15. Khleevnik, pp. 304-307, Applebaum, pp. 291-306.

16. Applebaum, pp. 307-333.

17. Parenti, 1997, Footnote 2, p. 78.

18. The best book in English about the Collectivization disaster is Lewin, M., Russian Peasants and Soviet Power, W. W. Norton & Co., New York,1968. The number of victims of the collectivization Famine is estimated at 4-5 million although the actual number could be higher. See Litvin, pp. 54, 121-127. For the earlier famine see Figes, Orlando, A People’s Tragedy, Penguin Books, London, 1996, pp. 775-785. For the effects of War Communism see above and Farber, Samuel, Before Stalinism, Verso, London, 1990, pp. 43-55, Heller, Mikhail, & Kekrich, Aleksandr M., Utopia in Power, Summit Books, New York, 1986, pp. 117-123. The term “War Against the Nation”, comes from a chapter title of Adam B. Ulam’s biography of Stalin, Stalin: The Man and His Era, The Viking Press, New York, 1973.

19. Litvin, p. 64, Solzhenitsyn, The Gulag Archipelago, v. 1, pp. 81-82, 237-251.

20. See Saxonberg, Rowen, Henry S., & Wolf Charles, The Impoverished Superpower, ICS Press, San Francisco, 1990, See also Kerbley, Basile, Modern Soviet Society, Pantheon Books, New York, 1983. Soviet life expectancy for men fell from 66.1 years in 1964 / 65, to 62.3 years in 1980 / 81. See Feshbach, Murray, & Friendly, Alfred, Ecocide in the USSR, Basic Books, New York, 1991, pp. 4-8.
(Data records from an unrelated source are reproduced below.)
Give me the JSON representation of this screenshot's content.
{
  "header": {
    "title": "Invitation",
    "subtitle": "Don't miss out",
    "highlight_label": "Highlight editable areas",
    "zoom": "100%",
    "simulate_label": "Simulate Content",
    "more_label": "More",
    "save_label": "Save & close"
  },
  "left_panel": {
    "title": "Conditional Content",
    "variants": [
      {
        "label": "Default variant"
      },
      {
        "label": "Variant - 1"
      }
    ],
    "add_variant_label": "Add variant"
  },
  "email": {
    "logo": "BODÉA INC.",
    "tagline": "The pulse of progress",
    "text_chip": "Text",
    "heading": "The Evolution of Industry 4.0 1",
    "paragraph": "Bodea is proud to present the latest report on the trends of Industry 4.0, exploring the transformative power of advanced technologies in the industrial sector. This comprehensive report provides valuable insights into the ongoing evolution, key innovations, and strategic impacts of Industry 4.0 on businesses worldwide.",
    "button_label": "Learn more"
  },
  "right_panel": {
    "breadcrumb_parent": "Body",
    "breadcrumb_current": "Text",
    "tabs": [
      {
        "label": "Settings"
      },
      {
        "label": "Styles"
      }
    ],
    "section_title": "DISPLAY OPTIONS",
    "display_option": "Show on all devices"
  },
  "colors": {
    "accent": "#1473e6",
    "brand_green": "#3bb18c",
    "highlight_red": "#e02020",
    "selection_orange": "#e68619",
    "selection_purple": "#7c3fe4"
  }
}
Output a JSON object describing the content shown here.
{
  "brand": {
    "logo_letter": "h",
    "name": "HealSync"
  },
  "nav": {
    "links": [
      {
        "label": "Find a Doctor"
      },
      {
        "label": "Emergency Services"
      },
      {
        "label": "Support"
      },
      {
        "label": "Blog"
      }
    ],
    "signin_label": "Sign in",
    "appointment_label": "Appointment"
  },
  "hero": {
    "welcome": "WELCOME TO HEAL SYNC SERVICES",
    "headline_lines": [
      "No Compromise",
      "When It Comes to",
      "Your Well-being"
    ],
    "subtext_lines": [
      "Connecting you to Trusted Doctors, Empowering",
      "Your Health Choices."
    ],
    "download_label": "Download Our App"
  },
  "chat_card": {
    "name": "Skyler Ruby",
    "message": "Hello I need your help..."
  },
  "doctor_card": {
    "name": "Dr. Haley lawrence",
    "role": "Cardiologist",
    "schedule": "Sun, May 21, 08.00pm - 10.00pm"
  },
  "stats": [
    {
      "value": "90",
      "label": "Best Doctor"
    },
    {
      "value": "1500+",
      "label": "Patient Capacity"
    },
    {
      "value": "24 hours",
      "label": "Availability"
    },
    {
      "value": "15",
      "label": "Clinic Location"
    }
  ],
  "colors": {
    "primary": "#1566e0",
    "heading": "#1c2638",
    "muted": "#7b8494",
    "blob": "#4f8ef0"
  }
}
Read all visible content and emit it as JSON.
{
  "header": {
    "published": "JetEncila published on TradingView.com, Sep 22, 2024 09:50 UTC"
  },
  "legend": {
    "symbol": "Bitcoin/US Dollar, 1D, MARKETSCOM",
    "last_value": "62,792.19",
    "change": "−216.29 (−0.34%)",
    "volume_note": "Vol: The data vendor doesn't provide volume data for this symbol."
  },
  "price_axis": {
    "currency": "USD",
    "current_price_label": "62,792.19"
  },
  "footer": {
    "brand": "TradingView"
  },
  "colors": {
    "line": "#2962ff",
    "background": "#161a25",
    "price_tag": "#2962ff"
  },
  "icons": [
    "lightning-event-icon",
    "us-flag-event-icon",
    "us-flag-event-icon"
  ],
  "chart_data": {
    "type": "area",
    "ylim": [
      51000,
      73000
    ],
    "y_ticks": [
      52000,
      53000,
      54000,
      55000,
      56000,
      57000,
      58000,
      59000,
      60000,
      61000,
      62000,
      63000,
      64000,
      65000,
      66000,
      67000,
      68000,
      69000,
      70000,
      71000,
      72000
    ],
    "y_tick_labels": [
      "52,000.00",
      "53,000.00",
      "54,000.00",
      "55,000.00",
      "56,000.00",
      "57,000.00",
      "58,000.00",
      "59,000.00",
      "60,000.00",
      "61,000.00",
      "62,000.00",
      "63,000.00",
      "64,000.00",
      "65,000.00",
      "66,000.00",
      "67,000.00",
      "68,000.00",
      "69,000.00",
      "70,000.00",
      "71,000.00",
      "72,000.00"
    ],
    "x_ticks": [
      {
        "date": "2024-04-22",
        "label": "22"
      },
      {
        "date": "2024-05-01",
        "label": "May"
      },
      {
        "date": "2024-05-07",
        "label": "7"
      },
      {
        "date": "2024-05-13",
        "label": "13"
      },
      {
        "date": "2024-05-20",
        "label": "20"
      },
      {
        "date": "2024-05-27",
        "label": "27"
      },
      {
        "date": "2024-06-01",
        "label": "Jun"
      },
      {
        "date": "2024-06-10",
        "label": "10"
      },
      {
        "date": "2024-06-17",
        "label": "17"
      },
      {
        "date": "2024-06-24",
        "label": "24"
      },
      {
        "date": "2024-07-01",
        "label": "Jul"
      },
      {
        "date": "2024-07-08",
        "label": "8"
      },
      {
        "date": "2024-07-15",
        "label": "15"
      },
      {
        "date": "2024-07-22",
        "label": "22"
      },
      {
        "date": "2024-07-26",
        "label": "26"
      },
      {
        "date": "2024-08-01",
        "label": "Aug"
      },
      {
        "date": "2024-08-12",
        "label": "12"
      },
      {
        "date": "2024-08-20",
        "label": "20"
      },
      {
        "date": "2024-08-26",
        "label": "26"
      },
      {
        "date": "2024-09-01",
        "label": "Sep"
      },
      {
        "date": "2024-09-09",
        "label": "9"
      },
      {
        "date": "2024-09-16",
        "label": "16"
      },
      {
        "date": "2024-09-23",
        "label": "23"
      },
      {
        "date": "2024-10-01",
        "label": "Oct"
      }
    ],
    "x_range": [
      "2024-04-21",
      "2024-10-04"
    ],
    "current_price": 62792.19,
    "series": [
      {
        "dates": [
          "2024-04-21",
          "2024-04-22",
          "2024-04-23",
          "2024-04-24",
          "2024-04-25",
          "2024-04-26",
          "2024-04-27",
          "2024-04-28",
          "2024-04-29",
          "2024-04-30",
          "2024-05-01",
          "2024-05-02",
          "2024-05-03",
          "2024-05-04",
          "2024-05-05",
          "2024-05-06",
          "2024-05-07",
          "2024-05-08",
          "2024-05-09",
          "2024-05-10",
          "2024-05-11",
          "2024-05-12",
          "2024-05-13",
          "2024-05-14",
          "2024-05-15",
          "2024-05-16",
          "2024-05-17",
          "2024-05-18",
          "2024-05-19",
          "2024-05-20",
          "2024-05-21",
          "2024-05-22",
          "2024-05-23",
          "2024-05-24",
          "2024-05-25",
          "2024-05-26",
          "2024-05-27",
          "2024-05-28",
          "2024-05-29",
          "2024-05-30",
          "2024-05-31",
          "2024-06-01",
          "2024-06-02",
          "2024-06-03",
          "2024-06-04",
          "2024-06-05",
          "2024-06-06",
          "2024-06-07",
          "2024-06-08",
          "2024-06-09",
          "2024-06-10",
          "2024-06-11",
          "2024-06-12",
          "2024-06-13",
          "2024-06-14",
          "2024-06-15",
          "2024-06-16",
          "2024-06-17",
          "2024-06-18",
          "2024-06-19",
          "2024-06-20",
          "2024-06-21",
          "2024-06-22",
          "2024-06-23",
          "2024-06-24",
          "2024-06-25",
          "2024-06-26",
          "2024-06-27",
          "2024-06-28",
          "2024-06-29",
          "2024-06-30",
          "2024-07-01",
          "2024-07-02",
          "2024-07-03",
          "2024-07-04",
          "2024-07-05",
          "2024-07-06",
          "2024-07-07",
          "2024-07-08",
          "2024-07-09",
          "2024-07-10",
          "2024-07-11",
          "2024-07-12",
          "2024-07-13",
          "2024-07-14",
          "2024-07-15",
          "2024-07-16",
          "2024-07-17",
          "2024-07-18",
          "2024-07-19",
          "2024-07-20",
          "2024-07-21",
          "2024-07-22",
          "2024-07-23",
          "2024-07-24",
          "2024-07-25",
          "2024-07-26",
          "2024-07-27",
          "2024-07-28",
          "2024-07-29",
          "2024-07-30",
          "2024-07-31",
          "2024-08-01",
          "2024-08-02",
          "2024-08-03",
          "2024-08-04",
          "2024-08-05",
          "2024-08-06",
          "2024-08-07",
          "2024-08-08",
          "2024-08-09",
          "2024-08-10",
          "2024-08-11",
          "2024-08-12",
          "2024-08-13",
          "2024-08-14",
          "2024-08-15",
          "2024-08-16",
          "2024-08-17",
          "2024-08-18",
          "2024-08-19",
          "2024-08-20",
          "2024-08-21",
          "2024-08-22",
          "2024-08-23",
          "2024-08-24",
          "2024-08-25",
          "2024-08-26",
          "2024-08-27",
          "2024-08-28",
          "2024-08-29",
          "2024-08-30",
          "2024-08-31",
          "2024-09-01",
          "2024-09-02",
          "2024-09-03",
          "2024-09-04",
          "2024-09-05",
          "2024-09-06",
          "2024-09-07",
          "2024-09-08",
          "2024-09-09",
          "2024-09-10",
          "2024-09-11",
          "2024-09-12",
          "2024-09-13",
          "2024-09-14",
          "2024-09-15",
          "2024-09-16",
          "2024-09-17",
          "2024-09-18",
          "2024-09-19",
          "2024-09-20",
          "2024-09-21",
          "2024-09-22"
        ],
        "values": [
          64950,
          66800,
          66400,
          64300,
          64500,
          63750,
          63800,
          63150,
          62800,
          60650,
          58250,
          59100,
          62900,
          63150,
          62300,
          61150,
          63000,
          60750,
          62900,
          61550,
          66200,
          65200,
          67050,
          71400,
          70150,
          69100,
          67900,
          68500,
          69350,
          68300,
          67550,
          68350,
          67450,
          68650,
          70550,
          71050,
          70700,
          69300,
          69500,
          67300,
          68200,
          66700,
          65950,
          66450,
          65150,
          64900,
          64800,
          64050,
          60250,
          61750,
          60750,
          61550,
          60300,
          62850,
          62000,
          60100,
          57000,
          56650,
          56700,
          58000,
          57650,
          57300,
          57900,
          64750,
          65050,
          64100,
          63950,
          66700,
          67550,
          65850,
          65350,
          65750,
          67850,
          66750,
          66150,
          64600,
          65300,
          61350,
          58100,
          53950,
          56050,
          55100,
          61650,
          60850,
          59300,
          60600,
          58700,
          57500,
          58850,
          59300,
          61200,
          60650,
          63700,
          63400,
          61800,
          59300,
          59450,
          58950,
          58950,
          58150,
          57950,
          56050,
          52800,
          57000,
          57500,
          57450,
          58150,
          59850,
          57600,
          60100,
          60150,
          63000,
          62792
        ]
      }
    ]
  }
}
21. Parenti, 1997, pp. 87-93.

22. See Kramer, Mark et al, The Black Book of Communism, Harvard University Press, New York, 1999, and Priestland, David, The Red Flag, Grove Press, New York, 2009. For an analysis of the economic problems of Communist regimes that in the end proved intractable see Korani, Janos, The Socialist System, Clarendon Press, Oxford, 1992. It is infinitely superior to Prof. Parenti’s simple minded, superficial analysis of the problems with the economy of Communist states.

Appendix

Another annoying feature of Prof. Parenti’s views is his nonsensical view that the economy of so called “Socialist States” was publicly owned and therefore run for public benefit. This at once betrays a Stalinist mindset. I.e., if the state owns it, the public owns it!? The economy was state owned not publicly owned. There is a difference. In a publicly owned enterprise the public, one would think, would have some input into how it was run at a minimum. Well in the state run and owned enterprises in Eastern Europe the state owned them and it was the Bureaucratic Party elite who decided what to do with them. And since this elite controlled the state guess who actually, in real terms, “owned” the “state enterprises”. Prof. Parenti doesn’t seem to understand for a moment how the Bureaucratic Party elite screwed the workers through its control of the economy. The ruthless expropriation of “surplus value” under Stalin from the workers in order to increase the wealth of the state economy controlled by the Bureaucratic Party elite is apparently a complete mystery to him. An example of just how much not in the public interest the Bureaucratic Party elite ran the economy and how they subordinated public welfare to increasing state wealth was the growing ecological disaster in Eastern Europe prior to the collapse. The ability of the Bureaucratic Party elite to crush opposition made it vastly easier for them to screw workers and the public than a similar “Capitalist” businessman can in a Western “Capitalist” democracy. It is a lot harder to simply crush opposition. See Litvin, pp. 121-137, Blackburn, Robin, Fin de Siecle: Socialism after the Crash, in Blackburn, Robin, After the Crash, Verso, London, 1991, pp. 173-249. For the ecological disaster in the Soviet Union see Feshbach et al above.

* This refers to Prof. Parenti’s rejection of Winston Churchill’s story that Stalin told him that during the period 1928-1940 there were about ten million victims. Stalin extended his fingers in response to Churchill’s question about the number of victims. Despite Prof. Parenti’s ridicule of the story it is entirely plausible.